Следовательно, тоска, как часто понимают ее сегодня, означает не просто близкое к печали настроение, но обостренным образом воспринимается в качестве выражения специфического человеческого отказа (das Versagen). Кьеркегор напоминает о старом церковном учении, считающим тоску смертным грехом. Последний он понимает как «грех — желать не глубоко и внутренне» ( II 159).
Там же, где страх, в тоске оказывающийся еще скрытым, достигает полного прорыва, там тоска превращается в отчаяние. В противоположность одному лишь сомнению (der Zweifel), сомневающемуся всегда в чем-то определенном и остающемуся еще в успокоенной плоскости мышления, отчаяние представляет собой такое движение, которое, происходя из предельного, ставшего безысходным страха, потрясает и тотально охватывает человека во всю глубину его личности. Последовательность ступеней, начинающаяся в скуке и пролегающая далее через тоску, в отчаянии достигает исключительной высоты.

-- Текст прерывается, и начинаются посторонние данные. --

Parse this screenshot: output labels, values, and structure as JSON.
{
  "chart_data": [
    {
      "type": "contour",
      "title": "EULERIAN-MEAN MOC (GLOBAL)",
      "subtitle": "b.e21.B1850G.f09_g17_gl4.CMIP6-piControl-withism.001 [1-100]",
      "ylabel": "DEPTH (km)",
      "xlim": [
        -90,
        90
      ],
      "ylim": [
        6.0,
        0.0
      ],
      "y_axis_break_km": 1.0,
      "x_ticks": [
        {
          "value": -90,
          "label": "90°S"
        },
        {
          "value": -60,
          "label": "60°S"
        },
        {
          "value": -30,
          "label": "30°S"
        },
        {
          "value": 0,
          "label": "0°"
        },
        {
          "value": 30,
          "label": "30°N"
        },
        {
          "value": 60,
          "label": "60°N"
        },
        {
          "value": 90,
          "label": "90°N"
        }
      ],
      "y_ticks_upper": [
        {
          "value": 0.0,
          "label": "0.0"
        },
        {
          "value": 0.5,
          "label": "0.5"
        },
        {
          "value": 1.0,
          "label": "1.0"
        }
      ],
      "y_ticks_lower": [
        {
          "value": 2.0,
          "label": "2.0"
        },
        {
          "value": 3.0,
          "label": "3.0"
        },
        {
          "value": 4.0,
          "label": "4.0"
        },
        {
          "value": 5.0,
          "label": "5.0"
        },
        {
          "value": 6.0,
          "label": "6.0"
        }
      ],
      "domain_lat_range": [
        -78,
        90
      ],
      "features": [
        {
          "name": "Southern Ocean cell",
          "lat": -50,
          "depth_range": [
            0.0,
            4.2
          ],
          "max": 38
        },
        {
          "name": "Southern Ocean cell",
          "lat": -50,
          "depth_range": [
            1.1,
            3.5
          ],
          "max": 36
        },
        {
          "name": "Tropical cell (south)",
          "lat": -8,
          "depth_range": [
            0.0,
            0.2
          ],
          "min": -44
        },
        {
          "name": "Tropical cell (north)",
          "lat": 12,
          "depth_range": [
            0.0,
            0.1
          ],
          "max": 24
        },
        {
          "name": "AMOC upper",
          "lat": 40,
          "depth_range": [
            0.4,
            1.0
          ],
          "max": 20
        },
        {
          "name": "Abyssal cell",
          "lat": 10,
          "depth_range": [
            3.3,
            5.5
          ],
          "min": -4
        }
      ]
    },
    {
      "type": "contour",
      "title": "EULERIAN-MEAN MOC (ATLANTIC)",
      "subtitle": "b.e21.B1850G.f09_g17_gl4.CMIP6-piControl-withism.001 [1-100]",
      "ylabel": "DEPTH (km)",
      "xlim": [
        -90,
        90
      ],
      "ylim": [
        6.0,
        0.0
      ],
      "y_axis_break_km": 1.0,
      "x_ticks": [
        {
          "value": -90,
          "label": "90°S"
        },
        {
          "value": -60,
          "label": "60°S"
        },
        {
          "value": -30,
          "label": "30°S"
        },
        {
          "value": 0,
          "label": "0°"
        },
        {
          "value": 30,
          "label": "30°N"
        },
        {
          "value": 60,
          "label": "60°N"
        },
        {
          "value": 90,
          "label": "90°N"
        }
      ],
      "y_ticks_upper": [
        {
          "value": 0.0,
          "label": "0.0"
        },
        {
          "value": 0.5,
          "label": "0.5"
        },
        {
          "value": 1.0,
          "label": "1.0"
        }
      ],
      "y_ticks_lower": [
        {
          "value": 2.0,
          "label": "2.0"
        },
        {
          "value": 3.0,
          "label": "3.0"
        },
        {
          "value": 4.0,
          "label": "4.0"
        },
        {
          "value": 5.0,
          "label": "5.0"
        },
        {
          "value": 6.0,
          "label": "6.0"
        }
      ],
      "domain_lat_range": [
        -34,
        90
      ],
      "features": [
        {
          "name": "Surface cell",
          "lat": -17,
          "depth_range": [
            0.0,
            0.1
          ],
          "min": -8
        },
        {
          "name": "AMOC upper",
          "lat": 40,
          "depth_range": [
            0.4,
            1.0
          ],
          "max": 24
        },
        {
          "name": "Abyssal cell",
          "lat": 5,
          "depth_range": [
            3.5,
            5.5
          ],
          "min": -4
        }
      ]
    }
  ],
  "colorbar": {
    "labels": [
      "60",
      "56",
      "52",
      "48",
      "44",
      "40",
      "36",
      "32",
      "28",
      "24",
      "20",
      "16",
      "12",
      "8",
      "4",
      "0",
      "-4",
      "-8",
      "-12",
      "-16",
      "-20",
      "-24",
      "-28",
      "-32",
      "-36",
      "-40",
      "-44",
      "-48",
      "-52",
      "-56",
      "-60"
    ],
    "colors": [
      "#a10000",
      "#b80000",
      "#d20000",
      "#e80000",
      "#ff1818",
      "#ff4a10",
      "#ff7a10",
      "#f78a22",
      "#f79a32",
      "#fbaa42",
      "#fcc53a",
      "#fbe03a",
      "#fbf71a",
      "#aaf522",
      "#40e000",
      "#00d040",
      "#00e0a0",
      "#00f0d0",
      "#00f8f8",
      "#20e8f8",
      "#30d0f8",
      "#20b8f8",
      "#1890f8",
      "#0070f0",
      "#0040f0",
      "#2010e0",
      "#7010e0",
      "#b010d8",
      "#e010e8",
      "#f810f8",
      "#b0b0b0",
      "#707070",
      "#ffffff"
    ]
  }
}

Впрочем, в отчаянии одновременно совершается тот решающий поворот, к которому другие настроения лишь приближаются. Отчаяние более не является овладевающим человека настроением, поскольку оно всегда уже предполагает собственное достижение. Человек может отчаиваться лишь в том случае, если он желает отчаяния на основании собственной предрасположенности. Таким образом, отчаяние представляет собой внутренне охватывающий и крепко держащий человека страх. Однако если человек безоглядно предается отчаянию, то в нем одновременно совершается скачок, в котором он достигает подлинного существования. В этом смысле у Кьеркегора говорится: «Чтобы отчаяться по-настоящему, нужно на самом деле желать отчаяния; но если по-настоящему желают отчаяться, то поистине оказываются выше отчаяния; если же по-настоящему выбрали отчаяние, то поистине совершили выбор отчаяния: выбрали самого себя в вечном смысле своего бытия. Лишь в отчаянии личность обретает покой; абсолют достижим не по-необходимости, а лишь в свободе, и только в этом» ( II 181) (86).